Bahaya Mengancam Anak di Ranah Daring
KETIKA anak-anak dalam usia dini sudah berkenan dengan gadget dan internet, ternyata di saat yang sama risiko yang ditanggung tak kalah berbahaya. Ancaman demi ancaman terus menteror anak di ranah daring. Dalam satu-dua tahun terakhir, munculnya berbagai kasus pornografi anak berbasis siber cenderung makin mengkhawatirkan.
Menurut data, jumlah kasus ataupun korban kasus pornografi anak berbasis siber pada Mei hingga November 2024 saja terungkap sebanyak 47 kasus pornografi anak. Meskipun tidak disebutkan berapa jumlah korbannya, sebanyak 58 pelaku pernografi anak di ranah daring sudah ditangkap. Banyaknya kasus pornografi anak berbasis siber juga terungkap di data Komisi Perlindungan Anak Indonesia (KPAI). Pada 2011-2019, berdasarkan data KPAI, kejahatan siber dan pornografi menempati peringkat ketiga kasus pengaduan anak, mencapai 3.922 kasus (Kominfo.go.id, 28/2/2020).
Akses anak-anak pada internet yang tanpa batas menjadi penyebab utama. Di era perkembangan masyarakat digital, gawai dan internet menjadi sesuatu yang tak terpisahkan dari kehidupan anak-anak. Diperkirakan, rata-rata anak mengakses internet selama 4-5 jam per hari. Sekitar 30 juta anak di Indonesia tercatat menjadi pengguna internet, dan 74% di antaranya menggunakan gawai serta mengakses internet tanpa pengawasan dari orangtuanya.
Alih-alih membatasi dan melakukan pengawasan penggunaan gawai oleh anak-anaknya, dalam kenyataan tidak sedikit orangtua justru mengandalkan gawai untuk membuat anaknya tampak tertib dan tidak menuntut macam-macam kepada orangtuanya.
BAHAYA CYBERPORN
Baca Juga: Pendidikan Kedokteran Transformasional Berbasis KomunitasKeterlibatan dan kesempatan anak-anak mengakses pornografi sebetulnya bukan hal baru. Hanya saja, ada indikasi intensitas keterpaparan anak terhadap cyberporn cenderung meningkat pesat ketika anak-anak lebih terbuka mengakses internet dan menggunakan gawai.
Cyberporn ini umumnya diakses via website atau berbagai file yang berisi konten pornografi, baik itu gambar maupun video (file sharing). Pornografi telah tersedia di internet sejak 1980-an, dan ketersediaan akses world wide web kepada publik pada 1991 menyebabkan perkembangan pornografi internet melesat luar biasa.

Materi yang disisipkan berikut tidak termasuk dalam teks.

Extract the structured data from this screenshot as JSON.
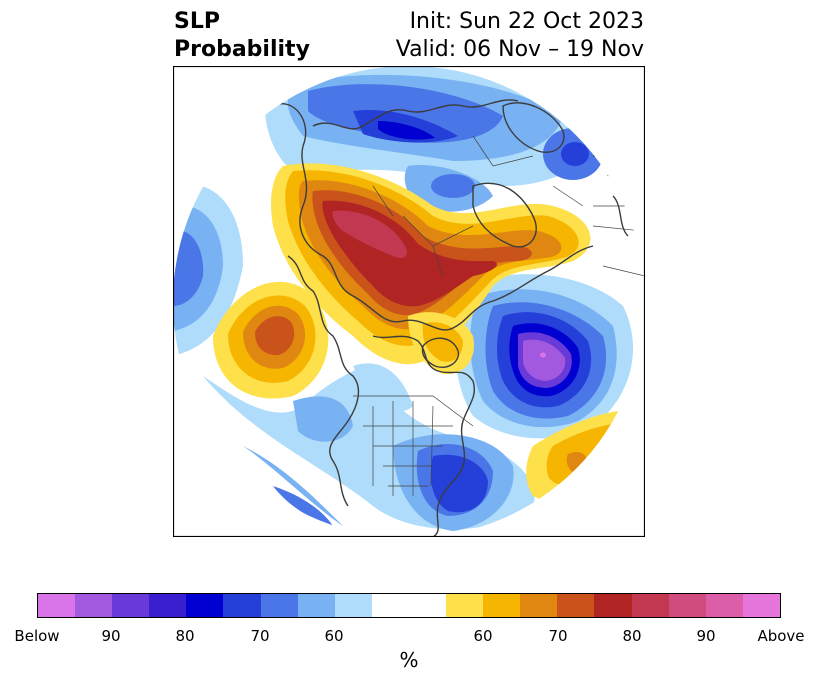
{
  "title": {
    "left_line1": "SLP",
    "left_line2": "Probability",
    "init": "Init: Sun 22 Oct 2023",
    "valid": "Valid: 06 Nov – 19 Nov"
  },
  "colorbar": {
    "label": "%",
    "ticks": [
      "Below",
      "90",
      "80",
      "70",
      "60",
      "60",
      "70",
      "80",
      "90",
      "Above"
    ],
    "below_colors": [
      "#d874e8",
      "#a259e0",
      "#6a3ad8",
      "#3a1fd0",
      "#0000d0",
      "#2440d8",
      "#4a76e8",
      "#78b2f2",
      "#aedcfa"
    ],
    "neutral_color": "#ffffff",
    "above_colors": [
      "#fde04a",
      "#f5b500",
      "#df8710",
      "#c9531a",
      "#b02424",
      "#c23850",
      "#d14c7e",
      "#dc5ea8",
      "#e676dc"
    ]
  }
}
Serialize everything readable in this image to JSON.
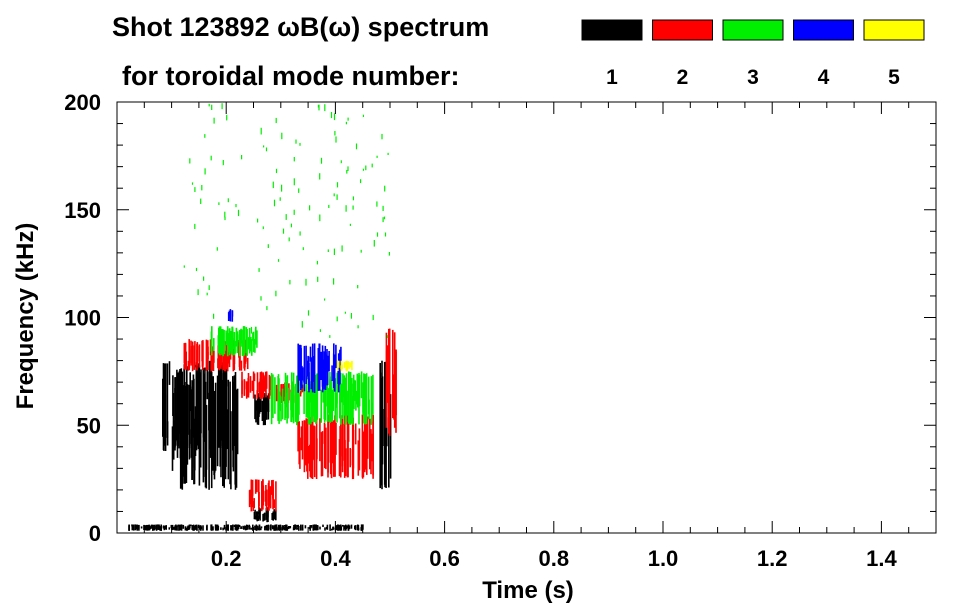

Dewasa ini, keberadaan internet memang memudahkan anak-anak untuk dapat mengakses pornografi secara anonim kapan saja dan di mana saja. Pengalaman telah banyak membuktikan bahwa penggunaan gawai yang berlebihan, selain bisa dimanfaatkan oleh sebagian pihak untuk menipu dan menjaring anak-anak untuk dijadikan korban trafficking dan objek seksualitas, acap kali juga menimbulkan pengaruh negatif. Terutama, ketika anak-anak memanfaatkan internet untuk menelusuri informasi-informasi yang seharusnya bukan untuk kepentingan dan sesuai dengan usia mereka.
Menurut Chaterine Chak (2003), misalnya, dari hasil studi yang dilakukan menemukan bahwa penggunaan internet di kalangan anak-anak cenderung berisiko tinggi, sebab biasanya selain untuk bermain gim, menelusur informasi dan chatting, juga tak jarang internet dimanfaatkan remaja untuk mengakses situs porno dan melakukan sex talk. Tidak sedikit anak-anak juga kecanduan untuk terus mengakses situs porno, ketika tidak ada kontrol dari orangtuanya.
Chaterine Chak, dalam hasil studinya juga menemukan, tidak sedikit orangtua prihatin terhadap meluasnya penggunaan gawai dan internet, sebab anak-anak mereka menjadi lebih sering bolos dan lebih banyak menghabiskan waktu untuk bermain gim. Anak-anak tidak sedikit yang berubah perilaku dan kebiasaannya. Jika dulunya anak yang rajin, cerdas, selalu gembira, sejak mereka kecanduan internet, maka tanpa disadari mereka sekarang berubah menjadi pendiam, soliter, dan menutup diri.
Menurut Layden (2015), seorang peneliti dari University of Pennsylvania, keterlibatan dan kecanduan anak pada cyberporn sering kali menimbulkan dampak yang tidak baik, seperti meningkatnya kriminalitas. Pornografi bukan hanya menyebabkan anak kecanduan, tetapi juga memicu agresivitas yang pada akhirnya memicu seorang anak untuk melakukan perbuatan kriminal.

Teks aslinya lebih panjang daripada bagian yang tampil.